I will try this way, thanks !

See ya

Ok then, I tried with this method but I failed... I tried with this code... :

f = function(x, pos) 
  subset(x, REGION == "93")

readr::read_csv2_chunked(
  file ="C:/Users/fabien/Desktop/Import_parties/sources/FD_INDREG_2018.csv",
  DataFrameCallback$new(f),
  chunk_size = 10000,
  col_names = TRUE)

... to filter the .csv file with REGION = 93.

Then, I had an error message :


Error in as_chunk_callback(callback) : 
  objet 'DataFrameCallback' introuvable

Hello @HanOostdijk and thank you for your help.

Mmmh, my data is just a big .csv file, not a database. So, I don't think that using DBI package is a good solution in this case...

Bye,

I would expect that error message if readr wasn't loaded with library or require statement

Indeed !

It's weird because, normally when you use :: method you don't need to download en load the package, right ?

Anyway, it's work fine for me, here my code (sorry for comments in French...) :

# Import des données

# Installation et chargement du package dédié à l'import

install.packages("readr")
library(readr)

# Fonction pour créer un sous-ensemble du jeu de données d'origine (ici nommé x)

f = function(x, pos) 
  subset(x, 
         REGION == "93" & NAF08 !="ZZZZZ", 
         select = c(REGION, IPONDI,DIPL,EMPL,NAF08,SEXE,STAT,TACTD16,TP,AGED))

# Application de la fonction f() et stockage du sous-ensemble généré dans une table R (rp2018PacaV2)

## On va appliquer la fonction sur des portions (chunks) du jeu de données d'origine, petit à petit (par lot de 10 000 lignes)
## avant d'importer les données filtrées.

rp2018PacaV2=read_csv2_chunked(
  file ="C:/Users/fabien/Desktop/Import_parties/sources/FD_INDREG_2018.csv", # Chemin d'accès aux données sources
  DataFrameCallback$new(f), # Appel de la fonction créée plus haut 
  chunk_size = 10000, # Nombre de lignes à traiter pour chaque répétition de la fonction f()
  col_names = TRUE) # La première ligne contient les noms des colonnes


# Export des données de sortie au format Excel

## Installation et chargement du paquet
install.packages("openxlsx")
library(openxlsx) 

## Création d'un fichier et d'un classeur Excel vide
fileName = "rp2018PacaV2.xlsx"
excel <- createWorkbook(fileName)

## Création d'une feuille Excel vide
firstSheet <- "Feuille1"

## Ajout de la feuille dans le classeur
addWorksheet(excel, firstSheet)

## Ajout des données de la table R dans le classeur
writeData(excel, sheet = 1, rp2018PacaV2)

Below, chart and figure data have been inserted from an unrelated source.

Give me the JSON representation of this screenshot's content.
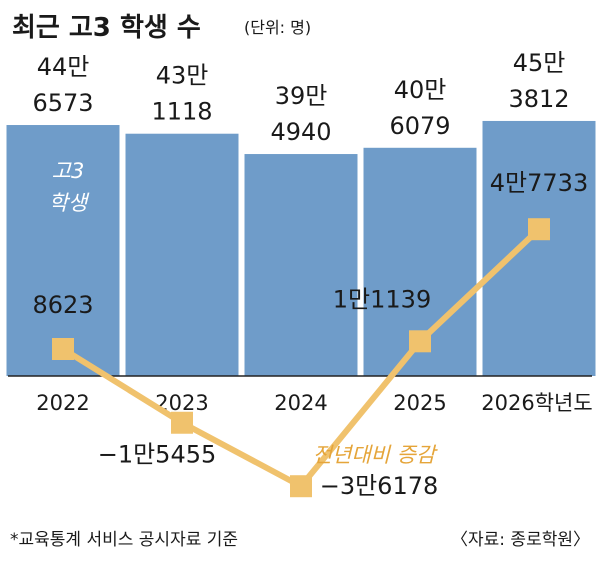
{
  "title": "최근 고3 학생 수",
  "unit": "(단위: 명)",
  "footnote": "*교육통계 서비스 공시자료 기준",
  "source": "〈자료: 종로학원〉",
  "colors": {
    "bar": "#6f9cc9",
    "line": "#f0c26d",
    "text": "#1a1a1a",
    "axis": "#222222",
    "bar_label_inside": "#ffffff",
    "line_legend": "#e5a53a"
  },
  "chart_data": {
    "type": "bar",
    "categories": [
      "2022",
      "2023",
      "2024",
      "2025",
      "2026학년도"
    ],
    "series": [
      {
        "name": "고3 학생",
        "type": "bar",
        "values": [
          446573,
          431118,
          394940,
          406079,
          453812
        ],
        "labels": [
          [
            "44만",
            "6573"
          ],
          [
            "43만",
            "1118"
          ],
          [
            "39만",
            "4940"
          ],
          [
            "40만",
            "6079"
          ],
          [
            "45만",
            "3812"
          ]
        ]
      },
      {
        "name": "전년대비 증감",
        "type": "line",
        "values": [
          8623,
          -15455,
          -36178,
          11139,
          47733
        ],
        "labels": [
          "8623",
          "−1만5455",
          "−3만6178",
          "1만1139",
          "4만7733"
        ]
      }
    ],
    "bar_ylim": [
      0,
      500000
    ],
    "line_ylim": [
      -45000,
      65000
    ]
  }
}
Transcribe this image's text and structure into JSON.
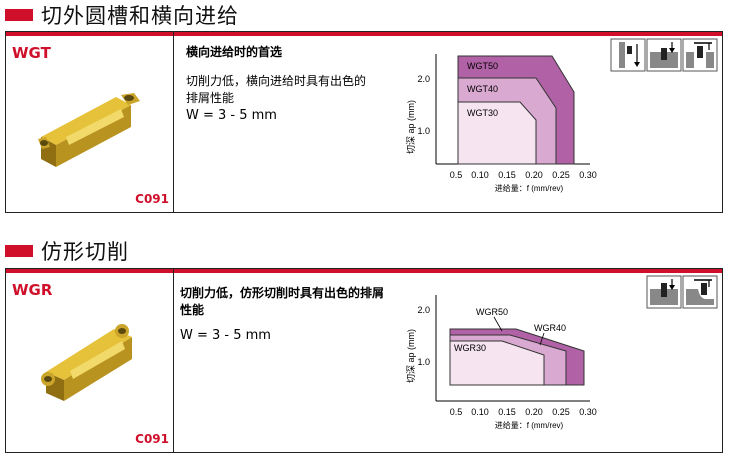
{
  "sections": [
    {
      "title": "切外圆槽和横向进给",
      "code": "WGT",
      "catalog": "C091",
      "lines": [
        "横向进给时的首选",
        "切削力低，横向进给时具有出色的",
        "排屑性能"
      ],
      "width_text": "W = 3 - 5 mm",
      "chart_data": {
        "type": "area",
        "xlabel": "进给量：f (mm/rev)",
        "ylabel": "切深 ap (mm)",
        "x_ticks": [
          "0.5",
          "0.10",
          "0.15",
          "0.20",
          "0.25",
          "0.30"
        ],
        "y_ticks": [
          "2.0",
          "1.0"
        ],
        "series": [
          {
            "name": "WGT50",
            "color": "#b162a6"
          },
          {
            "name": "WGT40",
            "color": "#d9a9d1"
          },
          {
            "name": "WGT30",
            "color": "#f6e4f1"
          }
        ]
      }
    },
    {
      "title": "仿形切削",
      "code": "WGR",
      "catalog": "C091",
      "lines": [
        "切削力低，仿形切削时具有出色的排屑",
        "性能"
      ],
      "width_text": "W = 3 - 5 mm",
      "chart_data": {
        "type": "area",
        "xlabel": "进给量：f (mm/rev)",
        "ylabel": "切深 ap (mm)",
        "x_ticks": [
          "0.5",
          "0.10",
          "0.15",
          "0.20",
          "0.25",
          "0.30"
        ],
        "y_ticks": [
          "2.0",
          "1.0"
        ],
        "series": [
          {
            "name": "WGR50",
            "color": "#b162a6"
          },
          {
            "name": "WGR40",
            "color": "#d9a9d1"
          },
          {
            "name": "WGR30",
            "color": "#f6e4f1"
          }
        ]
      }
    }
  ]
}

## Sauvegarde des données ajoutées dans le fichier Excel
saveWorkbook(excel, file = fileName, overwrite = TRUE)
1 Like

So, thank you a lot for your advice.

Have a good day !

Fab.

That's great, happy you have a solution.
Just to clarify. when you use :: to access a function from a package, you get that function and it can use internal function calls from that same package, but you still can't. you would need to use :: in your own code to access the other function like readr::DataFrameCallback, however, your solution of loading the entire library is a great solution. library(readr) then your code neednt use :: unless there is some namespace ambiguity to clarify.

Worth noting that the arrow package is relatively new but is oriented around solving problems like this. Not sure whether it is a perfect fit for your environment or not. Just wanted to mention in case it is ever useful for you or others!

I think the data.table library would be useful. The fread function allows a user to specify which columns to import via the select parameter. Also, users can specify the number of threads to make import more efficient.

I haven't previously filtered records prior to importing, however, data.table is so efficient that filtering post import shouldn't be an issue. And thanks to recent updates you can use dplyr syntax with data.tabels

data.table::fread() also allows the use of grep and similar commands to filter on rows during import.